Question

Subba rao started the work in 1995 at an annual salary Rs. 5000 and received an increment of Rs. 200 every year. In which year did his income reached Rs. 7000?
(a) 2005
(b) 2002
(c) 2004
(d) 2007

Answer 1

Hint: We solve this problem by using the arithmetic progression.
The general representation of A.P is given as
\[a,a+d,a+2d,.....\]
Where, \[a\] is the first term and \[d\] is the common term.
We have the formula for \[{{n}^{th}}\] term of an A.P as
\[{{T}_{n}}=a+\left( n-1 \right)d\]
By using the above formula we find the number of years it takes to get Rs. 7000 so that we get the year by adding a number of years to 1995.
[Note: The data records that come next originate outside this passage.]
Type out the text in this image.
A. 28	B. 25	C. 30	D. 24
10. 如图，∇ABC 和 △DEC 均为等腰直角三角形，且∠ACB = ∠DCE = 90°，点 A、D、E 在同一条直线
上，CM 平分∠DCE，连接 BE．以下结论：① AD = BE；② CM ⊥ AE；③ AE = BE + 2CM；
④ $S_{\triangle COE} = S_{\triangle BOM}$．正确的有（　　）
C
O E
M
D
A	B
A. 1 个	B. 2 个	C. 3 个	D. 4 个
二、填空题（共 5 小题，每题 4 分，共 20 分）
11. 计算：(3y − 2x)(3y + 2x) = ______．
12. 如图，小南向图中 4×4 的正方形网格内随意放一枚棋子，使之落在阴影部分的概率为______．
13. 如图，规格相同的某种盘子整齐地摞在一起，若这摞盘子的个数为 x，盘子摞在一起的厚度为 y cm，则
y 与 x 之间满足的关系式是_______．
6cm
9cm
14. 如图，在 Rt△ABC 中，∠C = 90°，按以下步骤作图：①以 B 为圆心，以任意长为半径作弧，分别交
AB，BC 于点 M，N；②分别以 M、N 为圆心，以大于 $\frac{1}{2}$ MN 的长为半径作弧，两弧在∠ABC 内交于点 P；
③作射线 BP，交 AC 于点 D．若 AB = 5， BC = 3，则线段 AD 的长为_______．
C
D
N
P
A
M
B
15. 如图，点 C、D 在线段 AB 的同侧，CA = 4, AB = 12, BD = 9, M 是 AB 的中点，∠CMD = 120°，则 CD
Complete step by step answer:
We are given that the initial salary in the year 1995 as Rs. 5000
Let us assume that the first salary as
\[\Rightarrow a=5000\]
We are given that there is an increment of Rs 200 every year.
Here, we can see that the salary increment gives the form of A.P
We know that the general representation of A.P is given as
\[a,a+d,a+2d,.....\]
Where \[a\] is the first term and \[d\] is the common term.
Let us assume that the given increment as
\[\Rightarrow d=200\]
We are asked to find the year at which the salary becomes Rs. 7000
Let us assume that the final amount as
\[\Rightarrow {{T}_{n}}=7000\]
We know that the formula for \[{{n}^{th}}\] term of an A.P as
\[{{T}_{n}}=a+\left( n-1 \right)d\]
By using the above formula to given information then we get
\[\begin{align}
  & \Rightarrow 7000=5000+\left( n-1 \right)200 \\
 & \Rightarrow 2000=\left( n-1 \right)200 \\
 & \Rightarrow n-1=10 \\
 & \Rightarrow n=11 \\
\end{align}\]
Therefore, we can say that at the end of \[{{11}^{th}}\] year form 1995 the salary becomes Rs. 7000
We know that the year after \[r\] years from \[n\] is given as \[n+r-1\]
Let us add 11 to 1996 by using the above condition then we get
\[\Rightarrow 1995+11-1=2005\]
Therefore, we can conclude that in the year 2005 the salary becomes Rs. 7000
So, option ( a) is correct answer.

Note:
Students may do mistakes in taking the year after the 11 years.
We consider that the year 1995 as the first year in that case we need to subtract 1 after adding 11 to 1995 then we get
\[\Rightarrow 1995+11-1=2005\]
But students may directly add 11 to 1995 and gives the answer. This gives the wrong answer because in this case, we consider the next year that is 1996 as the first year of the series.